I suggest you should get the most recent model you can afford, because they continually get better. Since 2001 I have traded up through 5 Canon DSLRs and each has been better in terms of increased sensitivity and yet less noise (analogous to grain on film). So 1200D in preference to 1100D or 1000D.

I concentrate on deep sky and comet photography. So I would go instead for the 100D because it has the highest native sensitivity, at ISO 12800 (the 1200D only goes up to ISO 6400). By native I mean amplifying before digitisation rather by software afterwards (which would be counter-productive for astrophotography). Although the 100D series is considered to be at a higher level than the 1000D series, the 100D costs only about £50 more than the 1200D.

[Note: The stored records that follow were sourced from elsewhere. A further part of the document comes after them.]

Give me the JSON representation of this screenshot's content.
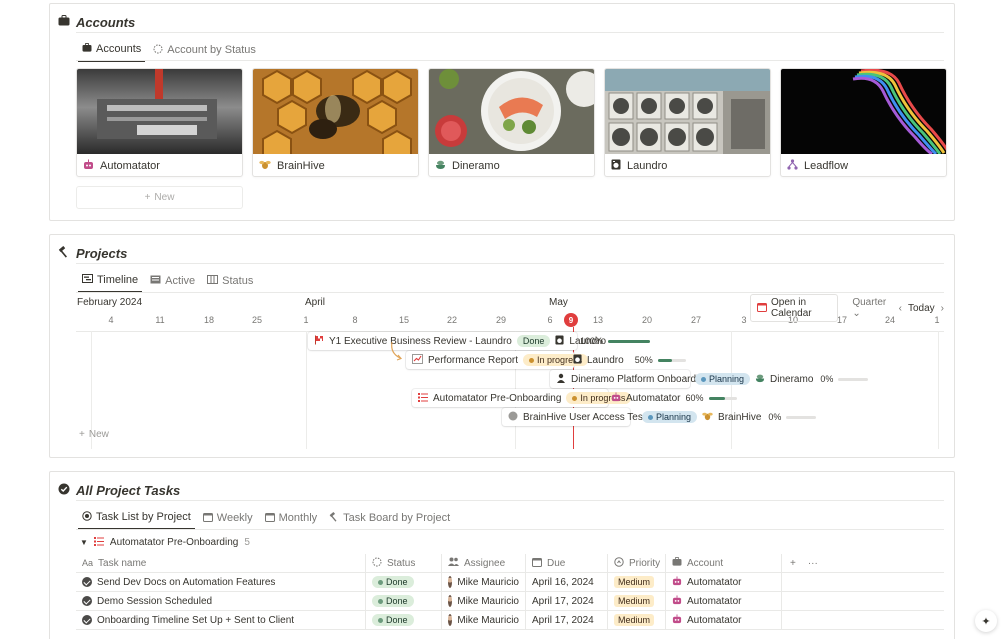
{
  "accounts": {
    "title": "Accounts",
    "tabs": [
      {
        "label": "Accounts",
        "icon": "briefcase-icon"
      },
      {
        "label": "Account by Status",
        "icon": "status-icon"
      }
    ],
    "cards": [
      {
        "name": "Automatator",
        "icon": "robot-icon",
        "color": "#c14c8a"
      },
      {
        "name": "BrainHive",
        "icon": "bee-icon",
        "color": "#cb912f"
      },
      {
        "name": "Dineramo",
        "icon": "leaf-bowl-icon",
        "color": "#448361"
      },
      {
        "name": "Laundro",
        "icon": "washing-machine-icon",
        "color": "#37352f"
      },
      {
        "name": "Leadflow",
        "icon": "flow-icon",
        "color": "#9065b0"
      }
    ],
    "new_label": "New"
  },
  "projects": {
    "title": "Projects",
    "tabs": [
      {
        "label": "Timeline",
        "icon": "timeline-icon"
      },
      {
        "label": "Active",
        "icon": "board-icon"
      },
      {
        "label": "Status",
        "icon": "columns-icon"
      }
    ],
    "months": [
      "February 2024",
      "April",
      "May"
    ],
    "days": [
      "4",
      "11",
      "18",
      "25",
      "1",
      "8",
      "15",
      "22",
      "29",
      "6",
      "9",
      "13",
      "20",
      "27",
      "3",
      "10",
      "17",
      "24",
      "1"
    ],
    "today": "9",
    "controls": {
      "open_calendar": "Open in Calendar",
      "range": "Quarter",
      "today": "Today"
    },
    "rows": [
      {
        "name": "Y1 Executive Business Review - Laundro",
        "status": "Done",
        "account": "Laundro",
        "progress": "100%",
        "fill": 1.0
      },
      {
        "name": "Performance Report",
        "status": "In progress",
        "account": "Laundro",
        "progress": "50%",
        "fill": 0.5
      },
      {
        "name": "Dineramo Platform Onboarding",
        "status": "Planning",
        "account": "Dineramo",
        "progress": "0%",
        "fill": 0.0
      },
      {
        "name": "Automatator Pre-Onboarding",
        "status": "In progress",
        "account": "Automatator",
        "progress": "60%",
        "fill": 0.6
      },
      {
        "name": "BrainHive User Access Testing",
        "status": "Planning",
        "account": "BrainHive",
        "progress": "0%",
        "fill": 0.0
      }
    ],
    "new_label": "New"
  },
  "tasks": {
    "title": "All Project Tasks",
    "tabs": [
      {
        "label": "Task List by Project",
        "icon": "target-icon"
      },
      {
        "label": "Weekly",
        "icon": "calendar-icon"
      },
      {
        "label": "Monthly",
        "icon": "calendar-icon"
      },
      {
        "label": "Task Board by Project",
        "icon": "hammer-icon"
      }
    ],
    "group": {
      "name": "Automatator Pre-Onboarding",
      "count": "5"
    },
    "headers": {
      "name": "Task name",
      "status": "Status",
      "assignee": "Assignee",
      "due": "Due",
      "priority": "Priority",
      "account": "Account"
    },
    "rows": [
      {
        "name": "Send Dev Docs on Automation Features",
        "status": "Done",
        "assignee": "Mike Mauricio",
        "due": "April 16, 2024",
        "priority": "Medium",
        "account": "Automatator"
      },
      {
        "name": "Demo Session Scheduled",
        "status": "Done",
        "assignee": "Mike Mauricio",
        "due": "April 17, 2024",
        "priority": "Medium",
        "account": "Automatator"
      },
      {
        "name": "Onboarding Timeline Set Up + Sent to Client",
        "status": "Done",
        "assignee": "Mike Mauricio",
        "due": "April 17, 2024",
        "priority": "Medium",
        "account": "Automatator"
      }
    ]
  }
}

In the good old days of film single long exposures were the only possibility and so very accurate drives and guiding systems were required. Digital cameras enable a completely different approach, needing no guiding. Instead use the highest native (non-menu) ISO setting (in my case ISO 6400). Take many (50 or more) exposures, each of about 30 seconds to 1 minute. As Martin said, that length of exposure should be safe against trailing without guiding on a reasonable equatorial mount driving nominally at sidereal rate (I use a basic HEQ5 with the camera either using its own lens or at the prime focus of a 10″ aperture f/4.8 Newtonian). Take as many exposures as possible, to reduce the noise. Total exposure time is what matters, regardless of whether that is 1 frame or a stack of many. Then stack and post-process using free software.